DOSSIÊ/CONGRESSO SIF 2013

Perspectivas da Filosofia no Brasil do ponto de vista de um scholar

Guido Antônio de Almeida

(UFRJ)

Quando o prof. Ivan Domingues me convidou para participar desta mesa e me pediu que falasse sobre as perspectivas da Filosofia no Brasil do ponto de vista de um scholar, não foi sem relutância que aceitei a tarefa. Primeiro, porque não me via muito bem como representante dos scholars brasileiros na área da Filosofia. Segundo, e mais importante, porque não me sentia à vontade para falar, na minha idade, sobre as perspectivas da Filosofia no Brasil. Falar sobre perspectivas não é uma simples questão de fazer previsões ou avaliar probabilidades. É falar sobre um futuro que se quer realizar ou evitar, em todo o caso sobre um futuro que projetamos e desejamos moldar a partir de nossos desejos ou temores. E isso é um assunto que é mais bem tratado, ponderei, pelos jovens, que têm à sua frente o tempo necessário para tentar moldá-lo. Aos velhos cabe antes fazer um balanço do passado. Persuadido, no entanto, a aceitar a tarefa, terei forçosamente de falar delas do ponto de vista de um velho, que rememora as perspectivas que traçava para a Filosofia no Brasil, juntamente com outros de sua geração, e que faz agora um balanço do que foi alcançado.

Para isso quero lembrar duas coisas. A primeira é o fato de que minha geração (que começou a atuar nos anos 70) foi uma geração de transição, a geração que fez a passagem entre uma época em que a Filosofia no Brasil tinha um caráter que (com honrosas exceções, é claro) poderíamos dizer amador, ou diletante, para o período em que nos encontramos agora, no qual a Filosofia tem uma face pode-se dizer bem mais profissional.
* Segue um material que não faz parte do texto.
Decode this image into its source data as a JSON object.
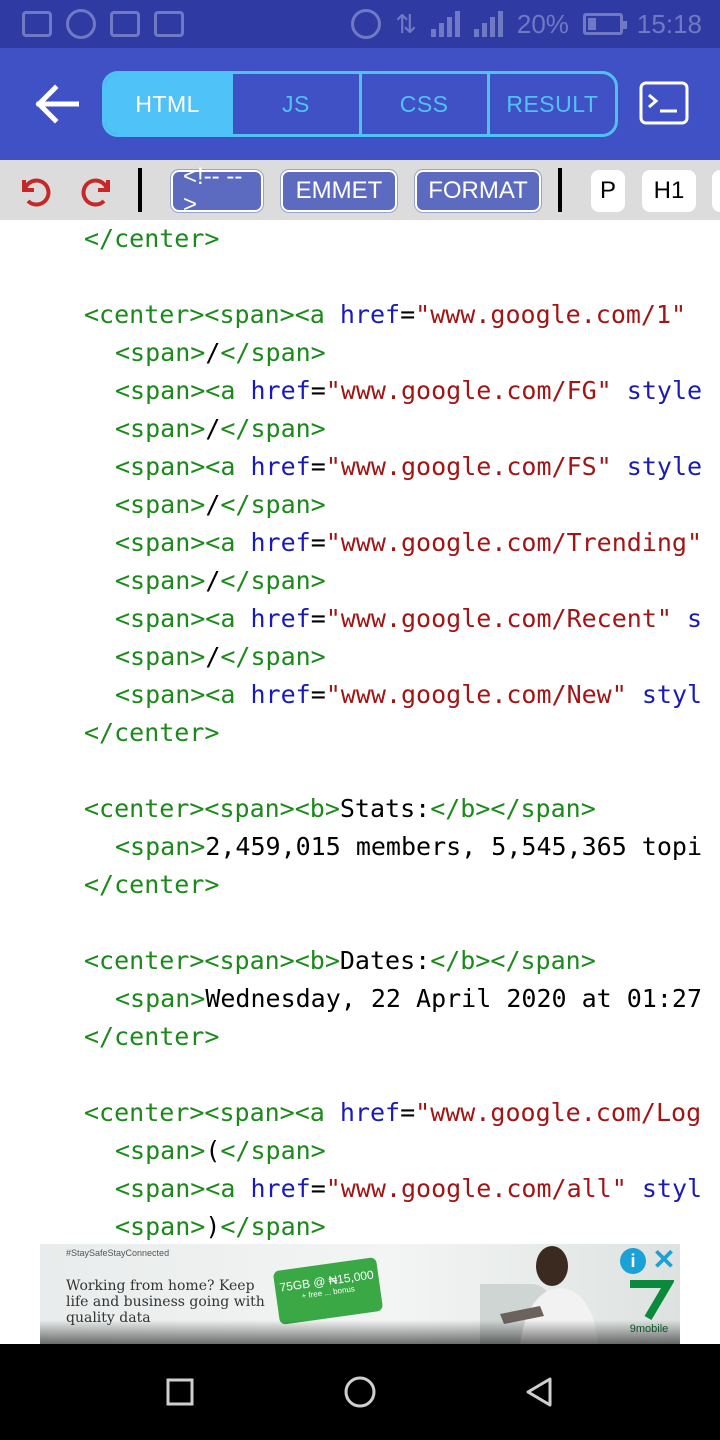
{
  "status_bar": {
    "battery_percent": "20%",
    "time": "15:18",
    "icons": [
      "gallery-icon",
      "whatsapp-icon",
      "activity-icon",
      "facebook-icon",
      "hotspot-icon",
      "data-transfer-icon",
      "signal-icon",
      "battery-icon"
    ]
  },
  "app_bar": {
    "tabs": [
      {
        "label": "HTML",
        "active": true
      },
      {
        "label": "JS",
        "active": false
      },
      {
        "label": "CSS",
        "active": false
      },
      {
        "label": "RESULT",
        "active": false
      }
    ],
    "accent_color": "#4fc3f7",
    "bar_color": "#3f51c4"
  },
  "toolbar": {
    "comment_label": "<!-- -->",
    "emmet_label": "EMMET",
    "format_label": "FORMAT",
    "p_label": "P",
    "h1_label": "H1"
  },
  "code": {
    "lines": [
      [
        [
          "t",
          "</center>"
        ]
      ],
      [],
      [
        [
          "t",
          "<center><span><a "
        ],
        [
          "a",
          "href"
        ],
        [
          "x",
          "="
        ],
        [
          "v",
          "\"www.google.com/1\""
        ]
      ],
      [
        [
          "t",
          "<span>"
        ],
        [
          "x",
          "/"
        ],
        [
          "t",
          "</span>"
        ]
      ],
      [
        [
          "t",
          "<span><a "
        ],
        [
          "a",
          "href"
        ],
        [
          "x",
          "="
        ],
        [
          "v",
          "\"www.google.com/FG\""
        ],
        [
          "x",
          " "
        ],
        [
          "a",
          "style"
        ]
      ],
      [
        [
          "t",
          "<span>"
        ],
        [
          "x",
          "/"
        ],
        [
          "t",
          "</span>"
        ]
      ],
      [
        [
          "t",
          "<span><a "
        ],
        [
          "a",
          "href"
        ],
        [
          "x",
          "="
        ],
        [
          "v",
          "\"www.google.com/FS\""
        ],
        [
          "x",
          " "
        ],
        [
          "a",
          "style"
        ]
      ],
      [
        [
          "t",
          "<span>"
        ],
        [
          "x",
          "/"
        ],
        [
          "t",
          "</span>"
        ]
      ],
      [
        [
          "t",
          "<span><a "
        ],
        [
          "a",
          "href"
        ],
        [
          "x",
          "="
        ],
        [
          "v",
          "\"www.google.com/Trending\""
        ]
      ],
      [
        [
          "t",
          "<span>"
        ],
        [
          "x",
          "/"
        ],
        [
          "t",
          "</span>"
        ]
      ],
      [
        [
          "t",
          "<span><a "
        ],
        [
          "a",
          "href"
        ],
        [
          "x",
          "="
        ],
        [
          "v",
          "\"www.google.com/Recent\""
        ],
        [
          "x",
          " "
        ],
        [
          "a",
          "s"
        ]
      ],
      [
        [
          "t",
          "<span>"
        ],
        [
          "x",
          "/"
        ],
        [
          "t",
          "</span>"
        ]
      ],
      [
        [
          "t",
          "<span><a "
        ],
        [
          "a",
          "href"
        ],
        [
          "x",
          "="
        ],
        [
          "v",
          "\"www.google.com/New\""
        ],
        [
          "x",
          " "
        ],
        [
          "a",
          "styl"
        ]
      ],
      [
        [
          "t",
          "</center>"
        ]
      ],
      [],
      [
        [
          "t",
          "<center><span><b>"
        ],
        [
          "x",
          "Stats:"
        ],
        [
          "t",
          "</b></span>"
        ]
      ],
      [
        [
          "t",
          "<span>"
        ],
        [
          "x",
          "2,459,015 members, 5,545,365 topi"
        ]
      ],
      [
        [
          "t",
          "</center>"
        ]
      ],
      [],
      [
        [
          "t",
          "<center><span><b>"
        ],
        [
          "x",
          "Dates:"
        ],
        [
          "t",
          "</b></span>"
        ]
      ],
      [
        [
          "t",
          "<span>"
        ],
        [
          "x",
          "Wednesday, 22 April 2020 at 01:27"
        ]
      ],
      [
        [
          "t",
          "</center>"
        ]
      ],
      [],
      [
        [
          "t",
          "<center><span><a "
        ],
        [
          "a",
          "href"
        ],
        [
          "x",
          "="
        ],
        [
          "v",
          "\"www.google.com/Log"
        ]
      ],
      [
        [
          "t",
          "<span>"
        ],
        [
          "x",
          "("
        ],
        [
          "t",
          "</span>"
        ]
      ],
      [
        [
          "t",
          "<span><a "
        ],
        [
          "a",
          "href"
        ],
        [
          "x",
          "="
        ],
        [
          "v",
          "\"www.google.com/all\""
        ],
        [
          "x",
          " "
        ],
        [
          "a",
          "styl"
        ]
      ],
      [
        [
          "t",
          "<span>"
        ],
        [
          "x",
          ")"
        ],
        [
          "t",
          "</span>"
        ]
      ]
    ],
    "indent_levels": [
      0,
      0,
      0,
      1,
      1,
      1,
      1,
      1,
      1,
      1,
      1,
      1,
      1,
      0,
      0,
      0,
      1,
      0,
      0,
      0,
      1,
      0,
      0,
      0,
      1,
      1,
      1
    ],
    "colors": {
      "tag": "#1b8a1b",
      "attr": "#1a1ab8",
      "value": "#a31515",
      "text": "#000000"
    }
  },
  "ad": {
    "small_text": "#StaySafeStayConnected",
    "headline": "Working from home? Keep life and business going with quality data",
    "badge_text": "75GB @ ₦15,000",
    "badge_subtext": "+ free ... bonus",
    "brand": "9mobile",
    "info_icon": "info-icon",
    "close_icon": "close-icon"
  },
  "nav_bar": {
    "icons": [
      "recents-square-icon",
      "home-circle-icon",
      "back-triangle-icon"
    ]
  }
}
Contribuiu para isso o fato de que um grande número de estudantes brasileiros, espontaneamente ou forçados pela ditadura militar instaurada no país, saiu do Brasil em busca de um doutorado na Europa. Era, portanto, uma geração marcada, por um lado, por um maior ou menor engajamento político, por outro, pelo desejo de uma melhor formação acadêmica na Filosofia. Isso explica, creio eu, a formação de duas tendências, ou correntes de pensamento, nessa geração após seu retorno ao Brasil. Assim, tínhamos, de um lado, aqueles que viam na Filosofia um instrumento para a crítica cultural e política dentro e fora do ambiente acadêmico e, de outro, aqueles que viam nela uma atividade estritamente acadêmica, entendida precisamente, para usar a expressão do prof. Ivan Domingues, como uma tarefa para scholars. Essa divisão culminou num congresso da ANPOF (Gramado, RS em meados dos anos 80), no qual foi eleita uma diretoria que priorizava, para desgosto dos scholars, a visão da Filosofia como uma atividade crítica engajada nos debates culturais e políticos a serem travados dentro e fora dos muros acadêmicos.

Naturalmente, essas duas perspectivas sobre a Filosofia são igualmente legítimas e não precisam ser vistas como incompatíveis e antagônicas. Na época, porém, a questão tinha uma certa carga explosiva porque ela se colocava no quadro de uma associação representativa dos programas de pós-graduação em Filosofia, de tal sorte que o que estava em questão era o rumo a dar ao estudo da Filosofia na academia, ou seja, decidir qual das duas atividades deveria ser priorizada, as atividades do scholar ou as atividades do intelectual engajado.

Felizmente, essa questão não é mais atual, e é difícil compreender sem contextualizar como ela pôde inflamar tanto os ânimos filosóficos de então. Acho, porém, que a questão acabou por se resolver a contento de todos. Primeiro porque se pode dizer com segurança, creio eu, que o estudo da Filosofia entendida como assunto para scholars está, em certo sentido, solidamente implantado em nossas universidades. Segundo porque a ninguém ocorre mais, se é que jamais ocorreu, tomar como menos importante para a Filosofia estar presente em debates fora da academia. Isso fica especialmente claro no caso de disciplinas como a ética, a Filosofia política e a estética, que sempre foram disciplinas cultivadas na academia, e cuja voz tem de ser e se faz ouvida fora da academia, quando se trata, por exemplo, de questões de justiça e de direito, de bioética, de crítica de arte ou teoria literária.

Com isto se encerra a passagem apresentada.